Improvvisi per Polpastrello Ben Temperato—Torni a casa


Le mattonelle, le doghe in legno del parquet, i sassi lisci le basole i ritagli agli angoli dei muri, i battiscopa. I battiscopa. Certuni sanno bene come sistemare i pavimenti e andare da capo a capo senza perdere troppo con il filo elettrico e le tacche—un vecchio muratore fa così se vuole rompere qualcosa, una tacca in alto e un colpo secco con le palme delle mani (chissà perché le chiamano così? Le tue mani che portano dattili d’ambra e di miele, dice il poeta…).

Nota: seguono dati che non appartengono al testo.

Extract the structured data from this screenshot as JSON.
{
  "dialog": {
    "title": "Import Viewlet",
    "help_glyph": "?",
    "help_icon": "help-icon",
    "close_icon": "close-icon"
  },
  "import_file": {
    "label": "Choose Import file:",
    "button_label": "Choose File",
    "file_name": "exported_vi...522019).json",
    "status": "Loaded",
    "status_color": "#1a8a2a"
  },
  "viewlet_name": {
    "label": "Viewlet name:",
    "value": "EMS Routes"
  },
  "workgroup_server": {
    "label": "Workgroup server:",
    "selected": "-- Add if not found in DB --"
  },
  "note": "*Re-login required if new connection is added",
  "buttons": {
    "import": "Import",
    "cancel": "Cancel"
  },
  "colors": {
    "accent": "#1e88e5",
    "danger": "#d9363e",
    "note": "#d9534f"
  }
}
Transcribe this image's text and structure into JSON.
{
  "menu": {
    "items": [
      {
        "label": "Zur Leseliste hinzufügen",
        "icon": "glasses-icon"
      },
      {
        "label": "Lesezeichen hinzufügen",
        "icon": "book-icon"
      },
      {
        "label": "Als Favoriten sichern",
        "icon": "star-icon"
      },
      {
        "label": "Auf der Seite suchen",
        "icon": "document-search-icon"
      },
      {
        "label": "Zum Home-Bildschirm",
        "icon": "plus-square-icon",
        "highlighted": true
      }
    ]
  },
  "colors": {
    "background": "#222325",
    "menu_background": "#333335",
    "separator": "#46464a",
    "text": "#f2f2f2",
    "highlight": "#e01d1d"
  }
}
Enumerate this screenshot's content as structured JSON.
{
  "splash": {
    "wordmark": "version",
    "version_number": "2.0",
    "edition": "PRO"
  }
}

Imparare a memoria le crepe del muro, l’intonaco scorcito per una vecchia infiltrazione, una vena d’acqua e di primavera, inattesa scoperta in alto, riasciugata, nota solo al padrone, dimenticata a forza di vederla con la speranza e la paura che si riapra, che infine ceda alla forza della pioggia—perché certo non appartiene ad altro che al Cielo, alle forze primigenie, a quel che non si può raccontare poiché viaggia sotto gli occhi di tutti, misterioso e potente, oscuro anche quando è manifesto, chiaro, sconvolgente come quel che rapido afferra e modella a suo piacimento.

Le crepe sono questo, dei sogni che si aprono strada nei muri del destino.

Le crepe rafforzano a volte la felicità.

Giovani ragnatele sorte in una notte, inchiodate in attesa che moscerini prodighi e indifesi vi si imbattano: tornando a casa—ma quale casa, quella da abitare, quella da pensare, quella da costruire?—ci si chiede quale ragno possa vivere di esse, col suo magro pasto e incerto; come possa sopravvivere nell’attesa, nei giorni e nelle notti di sonni agitati, fittamente silenziosi o pieni di vibrazioni che lo fanno sobbalzare di gioia, di piacere, coi rumori conosciuti della preda, che è anch’essa un dono del Cielo che prende e riprende la creazione.

Poi, le formiche, che fanno lunghi i viaggi.

La terra e la casa hanno combinazioni magiche, punti di giovani fanciulle, di carceri, di congiunzioni; sentieri battuti da millenni lungo i continenti. Chi torna a casa sente di restare sempre in posti nuovi, in luoghi suoi e solo suoi, ove non accoglierà nessuno ed entra con circospezione, togliendo infine le scarpe e toccando il suolo, vivo, energico, sonante. Chi torna a casa e non la vuole certo più nuova di quel sempre rimarrà, è pronto ad uscire di nuovo, a vagare di nuovo, nuovamente a perdersi.

Chi torna a casa ha il suo grumo di felicità: non può regalarla subito nemmeno a sé stesso, nemmeno ai pensieri: la deve coltivare nell’abbandono, come fosse pronto a riperderla.

Le formiche hanno vita breve, in una casa, se vagano sapendo che il padrone sarà attento: allora anche loro si scaltriscono, muovono lungo i campi immensi delle cucine, appaiono lungo i balconi, a volte scoprono le sale lunghe e illuminate poco, destinate alle feste: chi torna a casa può stupirsi di come esse siano già da millenni state lì, sentirsi estraneo fra le sue stanze, estraneo alla terra, estraneo alla loro mite felicità. Le formiche non raccontano, non condividono, non esitano a tacere, a intrufolarsi per mesi e mesi nelle loro impostate passeggiate d’eternità—non parlano certo lingue sconosciute, a chi le sappia osservare; eppure non le si può capire, quando sorridono con poco delle loro pomeridiane scoperte, dei loro orizzonti piatti e infiniti.

Solo chi si rimbocca le maniche conoscendo che tutto passa, ha diritto a sperare che qualcosa dell’opera del Cielo continui.

Chi lascia la sua casa, la perde.

La casa in cui si torna è altrove dal cuore: il desiderio la forma, in silenzio; poi l’abbandona.